The Founder

Office of the Founder

There is an image disconnect, despite the reality that agriculture is suited to be a primary employment domain for young people in much of Africa, the Caribbean and Pacific (ACP). The disconnect is that societal recognition accorded agriculture remains low and this is worst amongst young people and has made it detrimental to the sustainability of the sector.

The relationship between young people and their interest in the agricultural sector, whether to be attributed to failing economies, the low productivity and income output in the sector, inadequate labour and capital for input investment, coupled with an unattractive rural environment, could be due to the evolving ambitions and desires of both young people and their predecessors – an agrarian transition. As such, it is not shocking that a myriad range of varied wits have focused on making agriculture striking. This phenomenon calls for an appropriate and timely intervention in order to encourage the youth to believe in the vast prospects in the sector and to ensure that the agricultural sector becomes more productive and sustainable.

The work of Agro Mindset gleans toward promoting agriculture as both a moral duty and in national interests as it ensures global prosperity, and represents tremendous value for money. We have focused exclusively on educating the youth on the prospects of agriculture, its self-employment role and wealth creation. This includes using the bottom-up approach to transform youthful thinking from fork (state of consumption) to field (state of activity and productivity). Youth is an asset. Young people the shapers of the future are an asset to society. If farming, agricultural research and extension services are no longer seen as a viable professional future for the younger generation, then either youth or agriculture is in peril. Our work would help save the youthful human face of the occurrence of jobless growth, reduce rural youth migration, advance agricultural education and create jobs. We can reach a million youth by 2016 in much of Africa, the Caribbean and the Pacific with our online educator program and more in the years to come.

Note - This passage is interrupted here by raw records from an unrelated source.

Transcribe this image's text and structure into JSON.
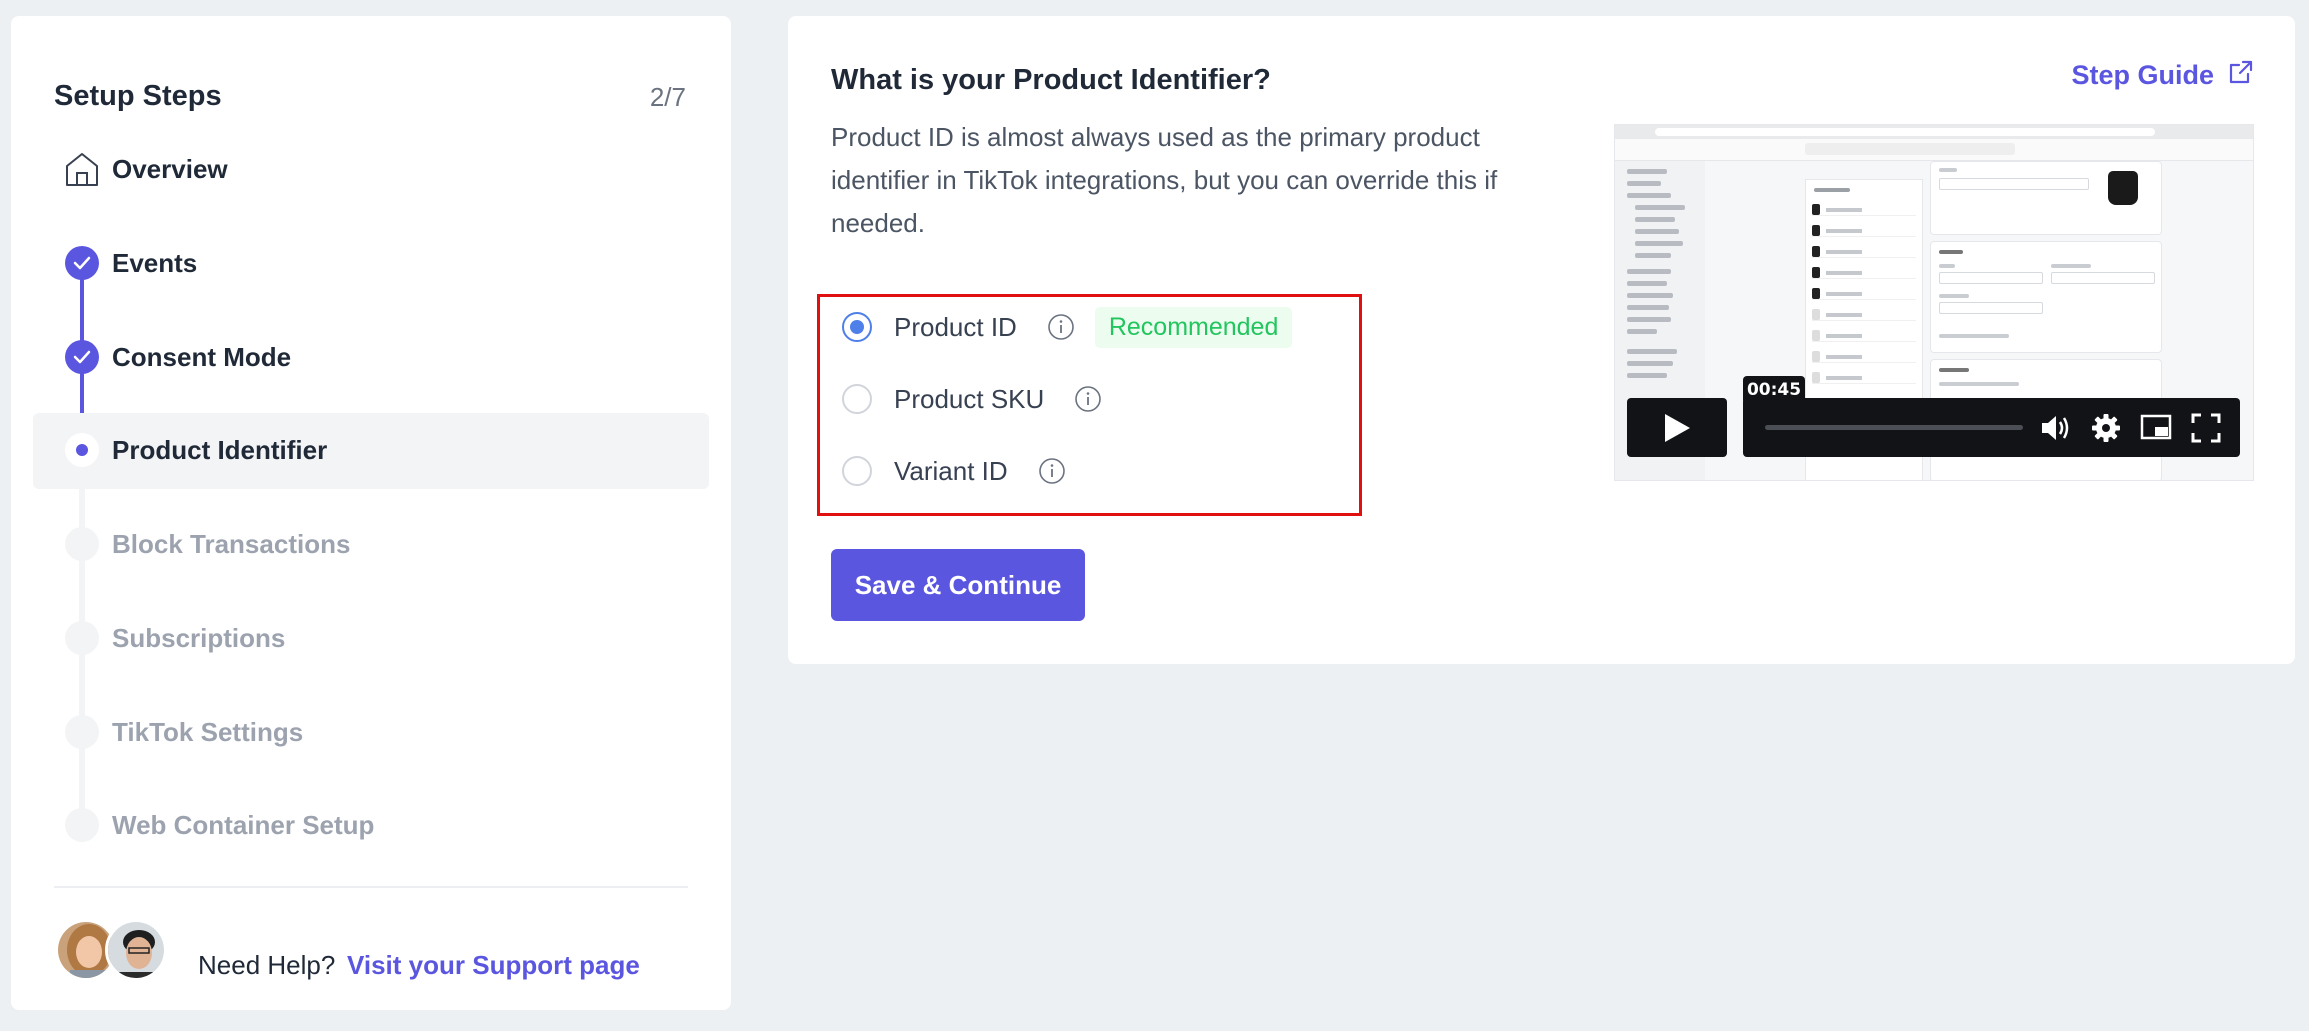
{
  "sidebar": {
    "title": "Setup Steps",
    "progress": "2/7",
    "steps": [
      {
        "label": "Overview",
        "state": "home"
      },
      {
        "label": "Events",
        "state": "done"
      },
      {
        "label": "Consent Mode",
        "state": "done"
      },
      {
        "label": "Product Identifier",
        "state": "current"
      },
      {
        "label": "Block Transactions",
        "state": "pending"
      },
      {
        "label": "Subscriptions",
        "state": "pending"
      },
      {
        "label": "TikTok Settings",
        "state": "pending"
      },
      {
        "label": "Web Container Setup",
        "state": "pending"
      }
    ],
    "help": {
      "text": "Need Help?",
      "link": "Visit your Support page"
    }
  },
  "main": {
    "title": "What is your Product Identifier?",
    "step_guide": "Step Guide",
    "description": "Product ID is almost always used as the primary product identifier in TikTok integrations, but you can override this if needed.",
    "options": [
      {
        "label": "Product ID",
        "selected": true,
        "badge": "Recommended"
      },
      {
        "label": "Product SKU",
        "selected": false
      },
      {
        "label": "Variant ID",
        "selected": false
      }
    ],
    "save_label": "Save & Continue",
    "video": {
      "time": "00:45"
    }
  },
  "colors": {
    "accent": "#5b56e0",
    "radio_selected": "#4f7fe8",
    "badge_text": "#22c55e",
    "highlight_border": "#e01010"
  }
}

Agriculture involves a lot more than crop and animal production. Holistically, it constitutes ways of exploiting and managing natural resources within the broader theme of ensuring food security, providing nutrition, supporting livelihoods with the provision of productive work which generates income and alleviates poverty. Agriculture is thus a complex sector that needs to be managed for sustainable benefits to society at large. It is evident that prioritizing agricultural development could yield significant, interconnected benefits, particularly in achieving food security and reducing hunger; increasing incomes and reducing poverty; advancing the human development agenda in health and education; and reversing environmental damage.

Despite these important roles of agriculture, its future is shrouded in doubt because young people who are the future of agriculture do not want to be involved in it. The sector lacks the needed investment, which is a major problem. 21st century farming is much about the elderly. Usually, people are found going into farming after retiring from the public sector and other lifetime jobs.To reverse this trend, it is imperative not only to develop policies to motivate young people to go into agriculture to sustain the sector. Our relevance includes promoting the demand driven innovation: innovation to address real challenges as we call up on investors, governments, and other stakeholders to join hands and fund ‘youth in agriculture’ since this will partly solve the problem of youth employment, which is pervasive in the ACP.

Agro Mindset is working to change attitudes and break stereotypes. Without a clear policy strategy for engaging this rising group of youth, leaders and the development partners that work with them risk creating an economic time bomb for their successors. But more importantly if policymakers fail to find finance for and include youth in policy and development planning processes, our development legacy can be a missed opportunity to transform the lives of this and the next generation.

Regarding youth and agriculture, it goes without saying that the stakeholders are expected to involve the youth in innovation and policy formulation. Not much is said about what the youth can do themselves to facilitate their involvement in these processes. Agro Mindset is keen about this transformation and actively in the front lines leading by example.

The vision of the Agro Mindset, among other things, is to own one a productive commercial farm in Ghana producing and manufacturing food and food products of the highest quality, using state-of-the-art technology and by employing and training the youth of Ghana. I envision every subsidiary under the Agro Mindset brand gaining reputation for excellence and purpose-driven in their respective fields not only in Ghana and Africa, but also globally. For instance in the next 30 years, the Agro Mindset Academy is set to be the frontier agriculture academic institution in Ghana, offering holistic agricultural education to youth across Africa interested in the food service and manufacturing industry. We aim to help eradicate youth unemployment by empowering and equipping the next generation of entrepreneurial agriculturists for sustainable agriculture and food production, under the Agro Mindset brand, globally. The future of agriculture lies on the younger generation coming through to provide succession, add enthusiasm, bring fresh ideas and drive innovation.

Agro Mindset’s Green Revolution is not an apple that will fall when ripe. We have to make it fall!